For anyone who is familiar with the vast corpus of Christophe Jaffrelot's work on India, what strikes you when you meet him for the first time is his relative youthfulness. Jaffrelot has had a 25-year-long association with India and his first book on the growth of the Hindu nationalist movement, published in the mid-nineties, is arguably one of the finest scholarly works produced on this theme. His research interests also include the questions of caste and communal identity in India. His books include The Hindu Nationalist Movement and Indian Politics: 1925 to the 1990s and India's Silent Revolution: The Rise of the Lower Castes in North India.
“I started young,” says Jaffrelot, and smiles on being told that he looks young for one who has published so widely and prolifically on India. His first introduction to India was at the prestigious Sciences Po in Paris, France's most well-known university for the social sciences, when he was 18.
He teaches at the same institute now where he offers courses on the modern history of India and the polity of South Asia.
“I was in my last year of high school, and my philosophy teacher was well-versed in Indian philosophy; I was attracted to these studies. I came to India soon after on my own. I was 20 and I really found the country, society and people interesting in many different ways,” Jaffrelot explains in his heavy French accent.

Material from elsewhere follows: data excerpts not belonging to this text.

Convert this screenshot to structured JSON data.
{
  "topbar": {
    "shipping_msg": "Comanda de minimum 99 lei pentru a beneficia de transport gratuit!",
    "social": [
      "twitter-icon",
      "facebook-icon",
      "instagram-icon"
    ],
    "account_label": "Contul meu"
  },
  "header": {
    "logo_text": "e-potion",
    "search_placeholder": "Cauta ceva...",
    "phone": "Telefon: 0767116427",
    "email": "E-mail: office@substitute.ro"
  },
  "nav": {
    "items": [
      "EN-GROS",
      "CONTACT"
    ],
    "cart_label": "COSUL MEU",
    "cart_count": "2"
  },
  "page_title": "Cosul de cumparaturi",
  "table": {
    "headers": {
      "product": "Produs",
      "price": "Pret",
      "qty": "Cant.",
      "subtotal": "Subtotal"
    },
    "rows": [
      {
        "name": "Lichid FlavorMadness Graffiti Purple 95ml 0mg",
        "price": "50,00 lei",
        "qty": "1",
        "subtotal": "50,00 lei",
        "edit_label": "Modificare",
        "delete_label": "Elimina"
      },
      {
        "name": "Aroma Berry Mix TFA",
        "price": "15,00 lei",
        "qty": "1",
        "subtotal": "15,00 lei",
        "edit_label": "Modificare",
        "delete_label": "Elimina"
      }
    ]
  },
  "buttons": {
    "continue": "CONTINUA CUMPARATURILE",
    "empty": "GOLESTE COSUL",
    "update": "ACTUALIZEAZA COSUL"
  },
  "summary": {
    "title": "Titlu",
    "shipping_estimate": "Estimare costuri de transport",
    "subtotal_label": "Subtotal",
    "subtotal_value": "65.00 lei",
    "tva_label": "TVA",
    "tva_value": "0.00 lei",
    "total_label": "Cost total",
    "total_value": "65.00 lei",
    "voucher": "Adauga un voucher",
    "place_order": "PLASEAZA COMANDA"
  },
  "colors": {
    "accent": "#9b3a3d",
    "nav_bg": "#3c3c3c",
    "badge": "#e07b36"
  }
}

Jaffrelot argues that there has been a shift in the political centre of gravity of India towards the right, and he attributes this partly to the growth of global Islamophobia and the impact of economic liberalisation. About the sangh parivar, he says that for the past ten years or so it has had to deal with contradictions that it did not come across earlier, including the seemingly irreconcilable contradiction between the Rashtriya Swayamsevak Sangh's long-term agenda and the Bharatiya Janata Party's compulsions of realpolitik. He also sees the BJP succumbing to a normalisation process in Indian politics.